Le grandi banche italiane si voltano dall’altra parte. Unicredit appare interessata all’Est Europa, non all’Italia. Intesa Sanpaolo lo ha detto chiaramente, meglio l’estero e comunque non per strutture retail , meglio invece puntare su strutture snelle nel campo del private e dell’ investment banking .
Dossier
Allora resta solo Ubi sul mercato italiano, l’unica che può iniziare a pensare a un progetto del genere. Ma in che termini? Sulla scrivania di Victor Massiah, al momento, non c’è alcun dossier e l’amministratore delegato del gruppo lo ha fatto intendere in qualche occasione: potrebbe essere solo una questione di prezzo. Di certo Ubi non sarà interessata a una corsa al rilancio, anche perché l’eccedenza finale dopo tutti gli esami della Banca centrale europea è di «soli» 1,76 miliardi di euro, contro una carenza di 2,11 miliardi per il Monte, ma ciò non giustificherebbe in alcun modo manovre avventate.
Ubi, che recentemente la rivista The Banker ha indicato come miglior banca dell’anno in Italia, potrebbe fare il grande passo, ma a quali condizioni? C’è chi ipotizza un’operazione simile a quella di Fiat con Chrysler. Ma è certamente una situazione difficile da far digerire a Siena, che vive in maniera possessiva il proprio rapporto con l’istituto di credito. Così ci sono anche altre opportunità, riconducibili alla più ampia ipotesi del cosiddetto «spezzatino».

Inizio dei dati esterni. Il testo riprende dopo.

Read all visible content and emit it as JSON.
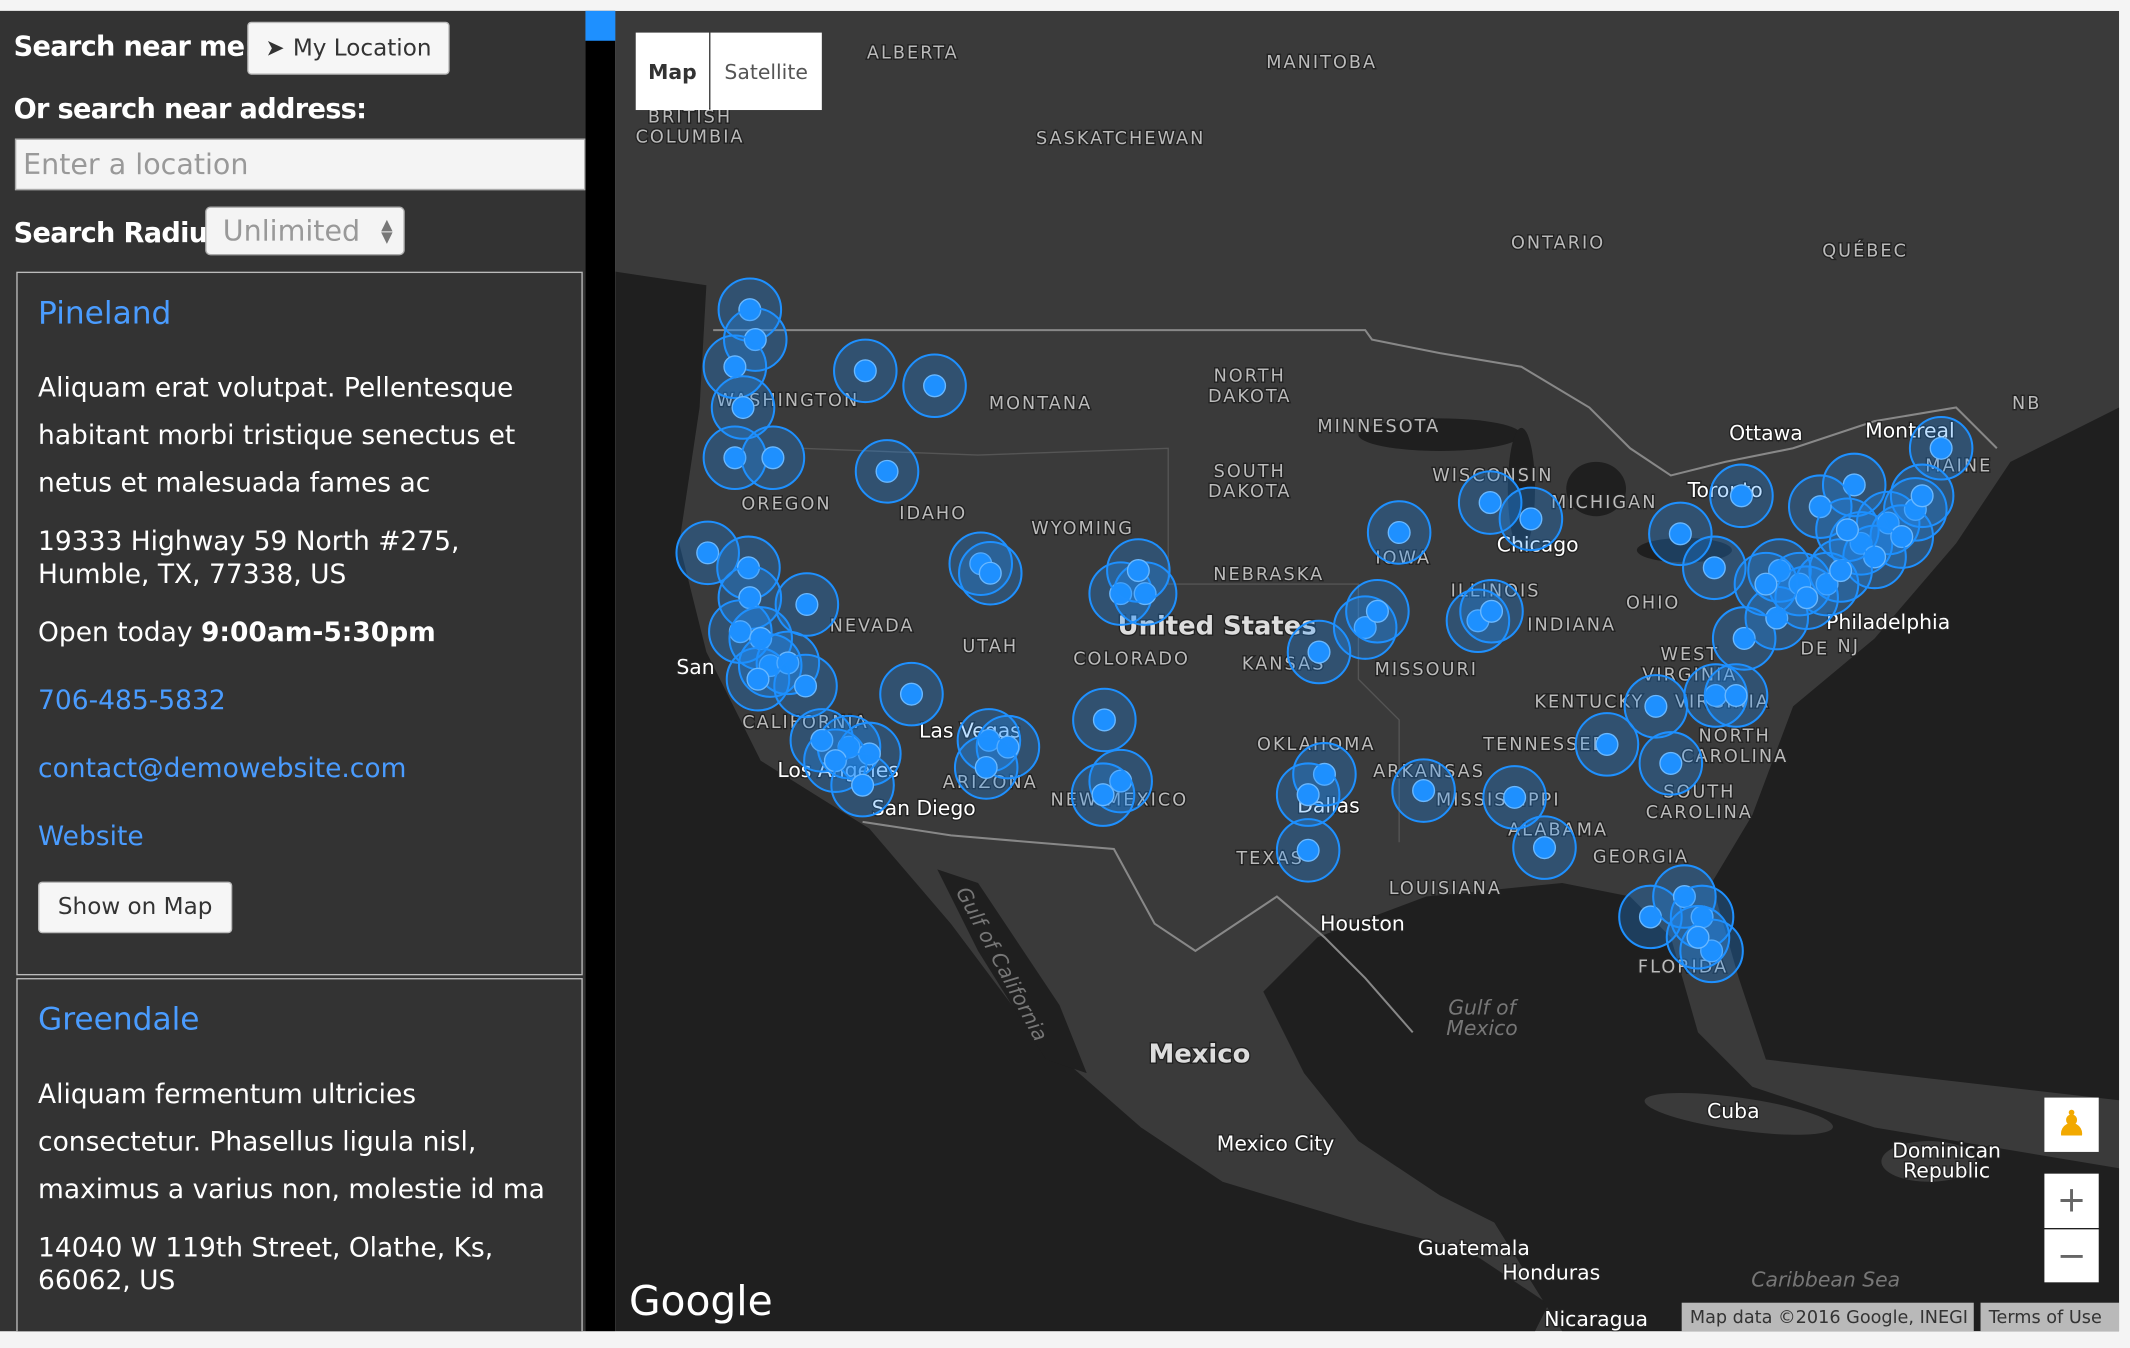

Ubi praticamente non è presente in Toscana, né nel Nordest d’Italia. In quest’area sono iniziati i guai del gruppo senese, quando nel 2007 acquistò l’Antonveneta dal Santander che l’aveva a sua volta rilevata dagli olandesi di Abn Amro. Per anni le attività in quest’area sono state tenute impacchettate da Siena in una spa che sembrava pronta alla vendita. Oggi, dopo la non lontana fusione di Antonveneta in Mps, a Siena sono rimaste 4 agenzie in Trentino-Alto Adige, 59 in Friuli-Venezia Giulia e 288 in Veneto. Un totale di 351 agenzie. Sarebbero ideali per completare il mosaico italiano di Ubi. Ma a che prezzo?
Le mosse
Tocca a Siena muovere per prima e ancora, al momento, si vogliono privilegiare altre strade. L’indipendenza del Monte dura da 542 anni ed è un concetto a cui è difficile rinunciare. Ma occorre fare rapidamente i conti con la realtà, con un aumento di capitale incombente e con un conto economico che, di trimestre in trimestre – sotto, una sintesi –, non accennano a miglioramenti stabili. Al 30 settembre scorso le perdite del Monte dei Paschi di Siena ammontavano a 1,15 miliardi di euro.